Por duas vezes, nos últimos 12 anos de seu papado, estive no Vaticano. E junto a uma multidão com olhos marejados e fé em silêncio, eu o vi e ouvi. Sua voz serena cortava o vento da Praça de São Pedro com a leveza de quem compreende o peso da palavra. Ele não gritava, ele convencia. Não impunha, incluía.
Papa Francisco tornou-se um símbolo de um novo tempo para a Igreja, aproximando-se das realidades humanas com coragem. Não afastou os dogmas, mas trouxe à tona a humanidade escondida neles. Acolheu a comunidade LGBTQIA+ sem escândalo, sem reservas, com a naturalidade de quem compreende que julgar nunca foi um verbo compatível com o Evangelho. “Quem sou eu para julgá-la?” – disse ele, e nesse gesto, escreveu uma nova página na história da fé.
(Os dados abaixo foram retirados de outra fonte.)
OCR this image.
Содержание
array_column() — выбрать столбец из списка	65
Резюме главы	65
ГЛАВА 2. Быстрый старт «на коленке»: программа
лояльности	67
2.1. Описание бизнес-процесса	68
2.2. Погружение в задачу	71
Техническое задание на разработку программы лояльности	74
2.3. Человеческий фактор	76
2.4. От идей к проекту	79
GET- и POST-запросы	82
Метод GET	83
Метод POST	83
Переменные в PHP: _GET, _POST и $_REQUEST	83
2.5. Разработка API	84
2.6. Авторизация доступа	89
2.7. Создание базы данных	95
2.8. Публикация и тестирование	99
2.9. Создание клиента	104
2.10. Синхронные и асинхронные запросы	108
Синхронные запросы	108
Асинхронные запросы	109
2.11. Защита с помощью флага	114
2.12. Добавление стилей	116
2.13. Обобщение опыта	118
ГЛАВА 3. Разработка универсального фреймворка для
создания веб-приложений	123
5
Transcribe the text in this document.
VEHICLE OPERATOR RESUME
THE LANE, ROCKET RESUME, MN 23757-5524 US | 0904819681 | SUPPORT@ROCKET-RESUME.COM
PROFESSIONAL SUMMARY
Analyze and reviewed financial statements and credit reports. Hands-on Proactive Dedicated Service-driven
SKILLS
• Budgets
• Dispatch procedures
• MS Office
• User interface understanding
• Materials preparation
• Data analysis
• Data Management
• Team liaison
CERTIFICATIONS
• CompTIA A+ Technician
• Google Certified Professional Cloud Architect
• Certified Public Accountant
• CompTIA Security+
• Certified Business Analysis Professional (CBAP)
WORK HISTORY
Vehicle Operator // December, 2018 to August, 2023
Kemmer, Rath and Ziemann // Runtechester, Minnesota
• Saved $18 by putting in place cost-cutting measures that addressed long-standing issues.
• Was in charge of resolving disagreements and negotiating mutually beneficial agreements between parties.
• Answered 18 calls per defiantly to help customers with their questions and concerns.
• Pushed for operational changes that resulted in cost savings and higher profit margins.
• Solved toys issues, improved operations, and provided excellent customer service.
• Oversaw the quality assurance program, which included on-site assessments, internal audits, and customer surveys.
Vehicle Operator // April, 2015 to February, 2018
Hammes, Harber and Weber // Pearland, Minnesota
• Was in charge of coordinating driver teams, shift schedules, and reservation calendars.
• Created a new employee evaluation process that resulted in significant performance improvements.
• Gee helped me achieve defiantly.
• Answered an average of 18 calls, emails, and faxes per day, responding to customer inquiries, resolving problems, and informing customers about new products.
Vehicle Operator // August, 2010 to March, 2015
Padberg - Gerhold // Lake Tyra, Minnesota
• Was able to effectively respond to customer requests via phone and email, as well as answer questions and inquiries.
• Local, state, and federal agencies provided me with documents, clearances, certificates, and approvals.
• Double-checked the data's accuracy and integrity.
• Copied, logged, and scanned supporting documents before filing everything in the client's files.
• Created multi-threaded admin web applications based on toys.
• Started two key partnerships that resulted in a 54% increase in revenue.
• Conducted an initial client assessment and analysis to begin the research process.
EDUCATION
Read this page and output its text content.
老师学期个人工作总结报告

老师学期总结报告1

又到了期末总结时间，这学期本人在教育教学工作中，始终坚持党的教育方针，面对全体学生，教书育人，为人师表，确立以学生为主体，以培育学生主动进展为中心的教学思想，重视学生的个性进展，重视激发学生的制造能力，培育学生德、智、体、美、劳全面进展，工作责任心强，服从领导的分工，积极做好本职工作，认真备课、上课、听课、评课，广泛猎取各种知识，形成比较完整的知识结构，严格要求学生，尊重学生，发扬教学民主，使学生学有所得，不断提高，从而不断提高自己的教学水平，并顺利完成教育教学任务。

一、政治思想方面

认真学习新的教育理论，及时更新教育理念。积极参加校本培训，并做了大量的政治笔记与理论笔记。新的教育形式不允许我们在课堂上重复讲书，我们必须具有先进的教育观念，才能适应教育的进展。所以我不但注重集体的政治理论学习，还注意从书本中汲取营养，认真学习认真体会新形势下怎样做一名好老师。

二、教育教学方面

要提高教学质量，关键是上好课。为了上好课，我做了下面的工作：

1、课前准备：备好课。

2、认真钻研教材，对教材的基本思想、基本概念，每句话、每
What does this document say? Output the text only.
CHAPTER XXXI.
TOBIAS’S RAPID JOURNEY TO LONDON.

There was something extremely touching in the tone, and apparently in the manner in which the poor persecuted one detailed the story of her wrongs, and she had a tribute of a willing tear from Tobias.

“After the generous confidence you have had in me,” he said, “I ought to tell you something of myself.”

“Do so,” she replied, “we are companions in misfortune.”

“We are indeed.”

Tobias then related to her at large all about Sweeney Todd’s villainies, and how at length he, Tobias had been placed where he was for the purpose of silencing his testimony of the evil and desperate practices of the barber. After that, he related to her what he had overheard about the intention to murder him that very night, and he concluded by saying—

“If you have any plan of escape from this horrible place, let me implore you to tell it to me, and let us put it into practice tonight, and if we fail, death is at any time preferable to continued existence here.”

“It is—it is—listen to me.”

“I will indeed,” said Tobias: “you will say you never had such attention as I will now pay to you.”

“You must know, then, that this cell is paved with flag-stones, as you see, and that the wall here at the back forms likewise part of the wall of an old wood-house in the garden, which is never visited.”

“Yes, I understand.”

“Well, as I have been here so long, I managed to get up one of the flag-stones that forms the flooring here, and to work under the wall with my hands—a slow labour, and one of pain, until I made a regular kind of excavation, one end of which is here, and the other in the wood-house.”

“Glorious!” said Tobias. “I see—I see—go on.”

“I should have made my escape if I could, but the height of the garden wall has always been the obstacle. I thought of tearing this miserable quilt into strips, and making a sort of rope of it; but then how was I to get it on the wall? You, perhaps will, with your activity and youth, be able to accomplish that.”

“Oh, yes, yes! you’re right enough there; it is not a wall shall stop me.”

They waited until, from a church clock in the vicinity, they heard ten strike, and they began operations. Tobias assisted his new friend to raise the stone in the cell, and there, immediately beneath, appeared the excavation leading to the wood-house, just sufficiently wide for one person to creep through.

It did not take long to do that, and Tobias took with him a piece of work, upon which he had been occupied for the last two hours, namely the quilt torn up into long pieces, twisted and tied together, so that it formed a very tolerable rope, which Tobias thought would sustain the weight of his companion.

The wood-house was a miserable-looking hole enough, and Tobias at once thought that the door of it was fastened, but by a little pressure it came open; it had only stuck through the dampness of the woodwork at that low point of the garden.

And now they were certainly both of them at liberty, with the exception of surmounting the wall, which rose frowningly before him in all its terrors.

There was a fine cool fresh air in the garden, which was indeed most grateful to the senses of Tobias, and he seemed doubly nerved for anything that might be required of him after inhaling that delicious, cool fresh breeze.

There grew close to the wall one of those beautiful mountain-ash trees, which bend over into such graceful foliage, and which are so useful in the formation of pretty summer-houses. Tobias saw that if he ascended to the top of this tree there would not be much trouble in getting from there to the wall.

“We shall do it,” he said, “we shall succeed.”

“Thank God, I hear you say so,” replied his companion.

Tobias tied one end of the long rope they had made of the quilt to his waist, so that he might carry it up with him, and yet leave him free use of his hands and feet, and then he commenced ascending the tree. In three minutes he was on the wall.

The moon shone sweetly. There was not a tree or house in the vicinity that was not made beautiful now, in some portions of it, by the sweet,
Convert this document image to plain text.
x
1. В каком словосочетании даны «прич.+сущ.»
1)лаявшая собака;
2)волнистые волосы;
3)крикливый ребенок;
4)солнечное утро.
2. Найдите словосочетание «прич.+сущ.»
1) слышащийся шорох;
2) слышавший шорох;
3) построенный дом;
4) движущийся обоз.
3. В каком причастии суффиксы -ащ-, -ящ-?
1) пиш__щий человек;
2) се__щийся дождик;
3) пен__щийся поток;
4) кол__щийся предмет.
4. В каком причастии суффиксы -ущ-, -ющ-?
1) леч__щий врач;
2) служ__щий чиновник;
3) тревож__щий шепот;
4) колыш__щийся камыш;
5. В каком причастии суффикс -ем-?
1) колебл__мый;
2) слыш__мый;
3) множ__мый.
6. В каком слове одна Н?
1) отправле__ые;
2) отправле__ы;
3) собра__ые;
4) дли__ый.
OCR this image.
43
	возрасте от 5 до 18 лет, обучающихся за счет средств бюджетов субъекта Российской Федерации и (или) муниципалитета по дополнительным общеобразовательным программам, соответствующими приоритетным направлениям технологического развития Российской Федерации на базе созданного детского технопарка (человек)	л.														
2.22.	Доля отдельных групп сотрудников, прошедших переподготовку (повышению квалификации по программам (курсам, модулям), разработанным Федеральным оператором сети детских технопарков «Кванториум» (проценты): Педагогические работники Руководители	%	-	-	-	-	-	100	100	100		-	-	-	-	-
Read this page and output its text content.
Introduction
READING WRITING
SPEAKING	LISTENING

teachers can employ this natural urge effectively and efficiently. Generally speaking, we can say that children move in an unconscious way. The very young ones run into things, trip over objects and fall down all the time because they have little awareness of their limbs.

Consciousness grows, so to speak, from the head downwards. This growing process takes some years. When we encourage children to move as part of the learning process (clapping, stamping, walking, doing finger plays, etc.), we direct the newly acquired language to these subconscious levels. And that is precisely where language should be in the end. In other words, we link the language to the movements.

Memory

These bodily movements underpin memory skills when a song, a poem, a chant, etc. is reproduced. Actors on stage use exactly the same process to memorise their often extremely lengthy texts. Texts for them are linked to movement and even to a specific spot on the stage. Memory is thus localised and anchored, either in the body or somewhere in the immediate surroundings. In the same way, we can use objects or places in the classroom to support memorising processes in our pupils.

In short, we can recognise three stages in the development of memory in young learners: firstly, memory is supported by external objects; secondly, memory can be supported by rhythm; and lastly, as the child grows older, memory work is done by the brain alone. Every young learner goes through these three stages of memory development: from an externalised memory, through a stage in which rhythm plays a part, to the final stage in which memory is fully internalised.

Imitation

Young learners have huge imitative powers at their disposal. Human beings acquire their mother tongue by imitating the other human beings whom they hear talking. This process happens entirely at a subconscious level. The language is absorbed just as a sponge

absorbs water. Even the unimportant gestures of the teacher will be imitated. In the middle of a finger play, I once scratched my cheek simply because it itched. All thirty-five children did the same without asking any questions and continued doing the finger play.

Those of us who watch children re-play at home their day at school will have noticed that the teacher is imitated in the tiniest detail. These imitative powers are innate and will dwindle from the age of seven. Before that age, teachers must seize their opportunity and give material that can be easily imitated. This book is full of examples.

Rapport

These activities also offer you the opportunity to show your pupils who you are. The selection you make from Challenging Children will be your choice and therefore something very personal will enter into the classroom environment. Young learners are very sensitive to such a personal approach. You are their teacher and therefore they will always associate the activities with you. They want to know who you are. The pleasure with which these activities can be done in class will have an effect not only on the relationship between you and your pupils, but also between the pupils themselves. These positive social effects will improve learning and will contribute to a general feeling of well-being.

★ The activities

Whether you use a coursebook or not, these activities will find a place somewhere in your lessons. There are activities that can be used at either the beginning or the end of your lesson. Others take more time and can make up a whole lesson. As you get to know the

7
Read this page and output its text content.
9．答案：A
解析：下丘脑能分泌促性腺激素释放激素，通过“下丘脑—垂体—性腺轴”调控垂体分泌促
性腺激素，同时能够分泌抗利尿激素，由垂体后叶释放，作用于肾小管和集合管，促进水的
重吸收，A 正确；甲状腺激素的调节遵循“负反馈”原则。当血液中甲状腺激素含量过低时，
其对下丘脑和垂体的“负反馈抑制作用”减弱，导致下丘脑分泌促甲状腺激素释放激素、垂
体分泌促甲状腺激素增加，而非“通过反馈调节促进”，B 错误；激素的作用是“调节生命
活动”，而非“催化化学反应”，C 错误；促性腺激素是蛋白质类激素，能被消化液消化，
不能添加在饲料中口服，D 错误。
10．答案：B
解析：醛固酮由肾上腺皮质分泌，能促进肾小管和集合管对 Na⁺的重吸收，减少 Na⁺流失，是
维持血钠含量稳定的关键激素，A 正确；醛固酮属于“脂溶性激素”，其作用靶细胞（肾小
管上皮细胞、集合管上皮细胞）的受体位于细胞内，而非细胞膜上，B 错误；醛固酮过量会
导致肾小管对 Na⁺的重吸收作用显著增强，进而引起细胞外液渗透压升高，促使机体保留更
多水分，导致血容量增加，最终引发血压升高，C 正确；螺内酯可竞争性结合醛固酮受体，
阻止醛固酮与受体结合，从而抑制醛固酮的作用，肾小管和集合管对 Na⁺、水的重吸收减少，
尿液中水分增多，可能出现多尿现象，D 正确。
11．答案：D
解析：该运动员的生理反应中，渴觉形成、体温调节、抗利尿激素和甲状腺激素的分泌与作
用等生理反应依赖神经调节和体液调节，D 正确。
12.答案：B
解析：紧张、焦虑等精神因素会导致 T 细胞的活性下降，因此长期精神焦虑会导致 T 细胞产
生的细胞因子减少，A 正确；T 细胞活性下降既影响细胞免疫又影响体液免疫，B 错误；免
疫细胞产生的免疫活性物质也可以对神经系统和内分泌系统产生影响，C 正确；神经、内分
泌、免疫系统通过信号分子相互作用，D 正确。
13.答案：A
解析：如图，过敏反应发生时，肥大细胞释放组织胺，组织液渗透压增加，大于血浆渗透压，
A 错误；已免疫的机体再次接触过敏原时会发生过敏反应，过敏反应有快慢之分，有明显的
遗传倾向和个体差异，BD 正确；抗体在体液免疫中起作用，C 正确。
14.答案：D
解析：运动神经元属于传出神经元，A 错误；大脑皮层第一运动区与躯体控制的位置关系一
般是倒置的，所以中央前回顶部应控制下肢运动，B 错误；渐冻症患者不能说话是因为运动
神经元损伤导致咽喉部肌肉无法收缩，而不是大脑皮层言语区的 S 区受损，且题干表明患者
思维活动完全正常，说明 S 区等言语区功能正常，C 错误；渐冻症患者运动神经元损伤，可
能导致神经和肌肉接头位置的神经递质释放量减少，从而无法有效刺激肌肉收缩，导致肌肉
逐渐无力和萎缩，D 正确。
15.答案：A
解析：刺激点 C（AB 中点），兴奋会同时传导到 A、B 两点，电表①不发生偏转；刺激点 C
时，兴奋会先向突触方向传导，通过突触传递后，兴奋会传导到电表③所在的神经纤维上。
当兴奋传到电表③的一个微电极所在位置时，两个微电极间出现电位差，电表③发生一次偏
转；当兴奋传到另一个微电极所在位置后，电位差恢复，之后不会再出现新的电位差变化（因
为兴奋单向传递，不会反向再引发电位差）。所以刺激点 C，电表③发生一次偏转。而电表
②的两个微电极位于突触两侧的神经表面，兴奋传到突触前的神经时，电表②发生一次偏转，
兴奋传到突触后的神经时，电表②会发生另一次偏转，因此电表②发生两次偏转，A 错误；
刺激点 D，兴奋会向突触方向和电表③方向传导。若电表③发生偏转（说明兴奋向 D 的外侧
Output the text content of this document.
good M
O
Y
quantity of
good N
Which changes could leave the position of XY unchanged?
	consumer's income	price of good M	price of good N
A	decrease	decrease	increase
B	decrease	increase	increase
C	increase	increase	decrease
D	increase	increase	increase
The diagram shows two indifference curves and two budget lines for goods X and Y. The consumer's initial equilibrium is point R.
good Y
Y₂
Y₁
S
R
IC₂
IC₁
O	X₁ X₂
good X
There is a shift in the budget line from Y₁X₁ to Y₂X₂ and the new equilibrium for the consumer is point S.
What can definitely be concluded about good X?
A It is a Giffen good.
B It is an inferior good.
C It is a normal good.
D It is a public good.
No documentário Francesco, lançado em 2020, defendeu o direito à união civil de casais homossexuais, sem temor ou tergiversações. Falou de inclusão onde antes só havia silêncio. E mais que isso: falou com ternura.
Sobre o aborto, em setembro de 2015, sua decisão foi igualmente revolucionária – sem espetáculo, sem histeria. “Conceder a todos os padres o arbítrio para absolver o
pecado do aborto àqueles que o possuem e a quem, com o coração constrito, busca o perdão”. Francisco humanizou o arrependimento. Ofereceu escuta em vez de culpa. E devolveu à mulher o que lhe vinha sendo roubado há séculos: o direito de ser olhada com compaixão.
Volto à epígrafe, agora com mais peso: “Se uma pessoa é gay, busca Deus e tem boa vontade, quem sou eu para julgá-la?” Que outro líder religioso de tamanha magnitude teve essa ousadia? Quantos transformaram o “quem sou eu” de julgamento em um gesto de acolhimento?
O Papa Francisco não morreu. Seu corpo partiu, é verdade. Mas quem conseguiu colocar humanidade dentro de dogmas e amor no lugar da condenação, não se apaga com o
tempo. Ele permanece em cada gesto de tolerância. Em cada perdão que supera a letra fria da norma. Em cada olhar de fé que se atreve a ser contemporâneo.
E por isso, mesmo chorando sua partida, ainda acredito na sua imortalidade. Porque os imortais, caro leitor, por óbvio, não morrem. Eles apenas descansam. E deixam conosco a missão de continuar – com lucidez, com coragem e, sobretudo, com amor.